The Wide-Lens Principles to Avert Avoidable Product Failures
Recently, I reread Ron Adner’s 2012 book on product innovation titled The Wide Lens: A New Strategy for Innovation. Adner, who is a professor of strategy at the Tuck School of Business at Dartmouth, provides eye-opening explanation on why innovative products failed to become commercially successful. The late Clayton Christensen, pioneer of disruptive innovation, described the book as “a path-breaking perspective on innovation.”
When it comes to choosing the right pathway to product success and the right remedy for product failure, the experts fall into two schools of thought, according to Adner. The first school of thought embraces customer-centricity worldview, where understanding customer needs and solving their problems are key ingredients to ensure commercial success of an innovation. This line of thought is what product creators and innovators are familiar with. In the second school, innovation success depends on leadership capability and organizational capacity to deliver product promises to customers.
It is important to have customers insights. And it is imperative to possess the capabilities to create and deliver solution to customer. Both are necessary but insufficient conditions for success. Adner proposes a more expansive perspective — the wide-lens perspective — in order to avert avoidable product failures. In his book, he narrates absorbing tales of go-to-market failures to make his arguments for the wide-lens perspective, stories like Michelin’s PAX run-flat tire in 1998, Nokia’s 6650 3G phone in 2002, Microsoft Office 2007, Sony’s e-book reader, PRS-500 Portable Reader, in 2006, and Pfizer’s Exubera inhalable insulin in 2007.
This short essay outlines a way of seeing your product innovation ecosystem. The Wide-Lens perspective aims to help you to avert avoidable product failure.

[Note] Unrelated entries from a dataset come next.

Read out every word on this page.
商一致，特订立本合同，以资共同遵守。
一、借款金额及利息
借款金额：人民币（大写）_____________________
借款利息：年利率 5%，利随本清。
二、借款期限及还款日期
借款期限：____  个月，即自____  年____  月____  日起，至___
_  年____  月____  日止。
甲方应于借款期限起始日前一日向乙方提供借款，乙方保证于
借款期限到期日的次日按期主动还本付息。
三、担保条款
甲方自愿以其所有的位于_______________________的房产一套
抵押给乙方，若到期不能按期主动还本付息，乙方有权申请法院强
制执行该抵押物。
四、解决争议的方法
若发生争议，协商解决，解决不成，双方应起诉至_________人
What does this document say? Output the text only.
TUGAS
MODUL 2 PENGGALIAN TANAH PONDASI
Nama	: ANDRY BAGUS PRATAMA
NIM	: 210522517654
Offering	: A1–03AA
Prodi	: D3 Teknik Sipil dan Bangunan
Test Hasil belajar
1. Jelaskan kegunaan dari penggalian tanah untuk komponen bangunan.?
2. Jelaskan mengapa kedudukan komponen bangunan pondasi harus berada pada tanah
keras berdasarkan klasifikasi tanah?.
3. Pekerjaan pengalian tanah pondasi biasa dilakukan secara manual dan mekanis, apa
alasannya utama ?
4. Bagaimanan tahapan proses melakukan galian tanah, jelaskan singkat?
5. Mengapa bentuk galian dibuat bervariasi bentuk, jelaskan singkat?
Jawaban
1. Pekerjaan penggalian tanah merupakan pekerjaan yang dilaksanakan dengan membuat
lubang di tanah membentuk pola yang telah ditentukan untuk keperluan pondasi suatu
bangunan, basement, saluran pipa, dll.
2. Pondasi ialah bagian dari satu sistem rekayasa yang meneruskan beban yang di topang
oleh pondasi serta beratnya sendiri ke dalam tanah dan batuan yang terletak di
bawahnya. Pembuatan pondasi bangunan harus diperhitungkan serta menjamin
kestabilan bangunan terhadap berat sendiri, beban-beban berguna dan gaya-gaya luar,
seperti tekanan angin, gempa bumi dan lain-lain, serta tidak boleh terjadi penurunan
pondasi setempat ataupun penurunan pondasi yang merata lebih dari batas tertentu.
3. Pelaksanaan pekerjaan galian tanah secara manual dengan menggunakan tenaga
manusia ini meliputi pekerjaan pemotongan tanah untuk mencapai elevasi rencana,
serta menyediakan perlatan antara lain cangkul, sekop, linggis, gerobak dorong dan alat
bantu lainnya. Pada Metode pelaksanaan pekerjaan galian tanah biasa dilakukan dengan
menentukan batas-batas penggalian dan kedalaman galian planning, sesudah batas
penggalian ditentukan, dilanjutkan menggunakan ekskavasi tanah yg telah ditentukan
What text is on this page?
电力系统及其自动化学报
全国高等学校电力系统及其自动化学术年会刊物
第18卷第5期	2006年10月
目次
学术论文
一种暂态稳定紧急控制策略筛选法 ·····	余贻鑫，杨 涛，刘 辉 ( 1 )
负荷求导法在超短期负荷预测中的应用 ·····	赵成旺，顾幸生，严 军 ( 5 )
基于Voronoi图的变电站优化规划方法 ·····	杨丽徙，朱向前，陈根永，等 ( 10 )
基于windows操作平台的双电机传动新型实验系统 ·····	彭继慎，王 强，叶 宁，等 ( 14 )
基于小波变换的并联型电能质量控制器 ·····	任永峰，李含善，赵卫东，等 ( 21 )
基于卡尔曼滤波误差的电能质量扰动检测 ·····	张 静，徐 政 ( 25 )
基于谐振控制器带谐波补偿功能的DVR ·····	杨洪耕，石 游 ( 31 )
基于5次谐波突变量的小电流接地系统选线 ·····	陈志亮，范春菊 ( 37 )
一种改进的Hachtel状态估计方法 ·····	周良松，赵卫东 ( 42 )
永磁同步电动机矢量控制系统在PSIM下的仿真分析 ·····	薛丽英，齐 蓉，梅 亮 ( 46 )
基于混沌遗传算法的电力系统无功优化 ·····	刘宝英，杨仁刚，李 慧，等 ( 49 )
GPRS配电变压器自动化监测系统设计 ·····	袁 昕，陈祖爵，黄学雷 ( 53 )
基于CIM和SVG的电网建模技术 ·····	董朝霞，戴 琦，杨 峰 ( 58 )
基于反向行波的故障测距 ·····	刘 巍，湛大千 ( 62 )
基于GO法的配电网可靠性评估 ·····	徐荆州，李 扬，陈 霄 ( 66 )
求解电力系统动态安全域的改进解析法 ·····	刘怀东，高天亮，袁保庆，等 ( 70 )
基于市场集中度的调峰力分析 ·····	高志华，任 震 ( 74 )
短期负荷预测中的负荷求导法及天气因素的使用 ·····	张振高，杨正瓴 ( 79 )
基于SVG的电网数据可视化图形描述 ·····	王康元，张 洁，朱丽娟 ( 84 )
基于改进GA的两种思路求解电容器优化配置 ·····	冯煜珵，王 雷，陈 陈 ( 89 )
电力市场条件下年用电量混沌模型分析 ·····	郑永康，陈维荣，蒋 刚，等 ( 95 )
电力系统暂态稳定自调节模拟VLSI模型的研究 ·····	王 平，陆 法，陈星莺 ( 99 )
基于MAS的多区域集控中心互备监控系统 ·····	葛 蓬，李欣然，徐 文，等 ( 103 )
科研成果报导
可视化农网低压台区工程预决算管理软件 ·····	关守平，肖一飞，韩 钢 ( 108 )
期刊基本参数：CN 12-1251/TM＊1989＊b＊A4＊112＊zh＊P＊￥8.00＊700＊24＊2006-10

We tend to focus on execution risk of an innovation — or the challenges of developing and shipping a product, as required by customers and also, on time and on budget. However, in addition to the execution risk, the Adner’s wide-lens perspective wants us to see two additional risks, namely co-innovation risk and adoption chain risk:
Co-innovation risk, or the extent your product’s successful commercialization depends on the successful commercialization of other products.
Adoption chain risk, or how much you depend on partners to adopt your product before end customers can receive full value proportion.
For example, you are developing a cloud-based table ordering solution for restaurants. Execution risk encompasses organizational challenges in ideating, designing and developing the solution. Other than the execution risk, your solution depends on the successful commercialization of innovations such as microprocessor innovation, cloud technology, smart devices, apps distribution platform, wireless internet technology, just to name a few. These technological components must become available before your solution can materialize. This dependency defines your co-innovation risk.
You also depend on partners to adopt your product before end customers can experience the value proposition. For the table ordering solution, the end customers are diners. Before the diners can experience the contactless convenience and seamless order-to-payment dining experience, key partners like restaurant owners and POS system integrators must adopt your solution. A failure to adopt by a key partner can lead to disastrous outcomes for your solution.
When it comes to product adoption, benefit and cost considerations come to fore. But product innovators and customers perceive benefit and cost differently. Understanding the difference matters and, Adner wrote, “missing the difference is a recipe for disaster.”
Cost means price of the product for the innovator. But for the customer, cost mean not only the price of the product but also non-price costs. Examples of non-price costs are time and efforts needed to learn to use, uncertainty over innovator’s trustworthiness and potential frustration when using the product.
Benefits, for the innovator, means total benefits delivered to customers. But for the customer, the benefit is relative to available alternatives. Benefits are viewed as added value - the difference between benefits delivered by the product and benefits delivered by the alternatives (or current in-use solution). For example, perceived benefits of an e-wallet solution is the relative benefits between e-wallet and cash payment methods. Understanding how customers perceive benefit and cost can help innovators to craft better tactics and messaging to convince customers (and partners) to adopt your solution.
The wide-lens perspective offers a way of seeing your innovation ecosystem. Product creators and innovators tend to be, rightly so, product-centric execution focus. As Steve Jobs once said: Real artists ship. However, the ability to ship the product on time, on budget isn’t enough to ensure successful commercialization of your product. Co-innovation and adoption chain risks matter too. A thorough assessments of the three risks can lead to a more informed expectations and eventually, a better innovation strategy.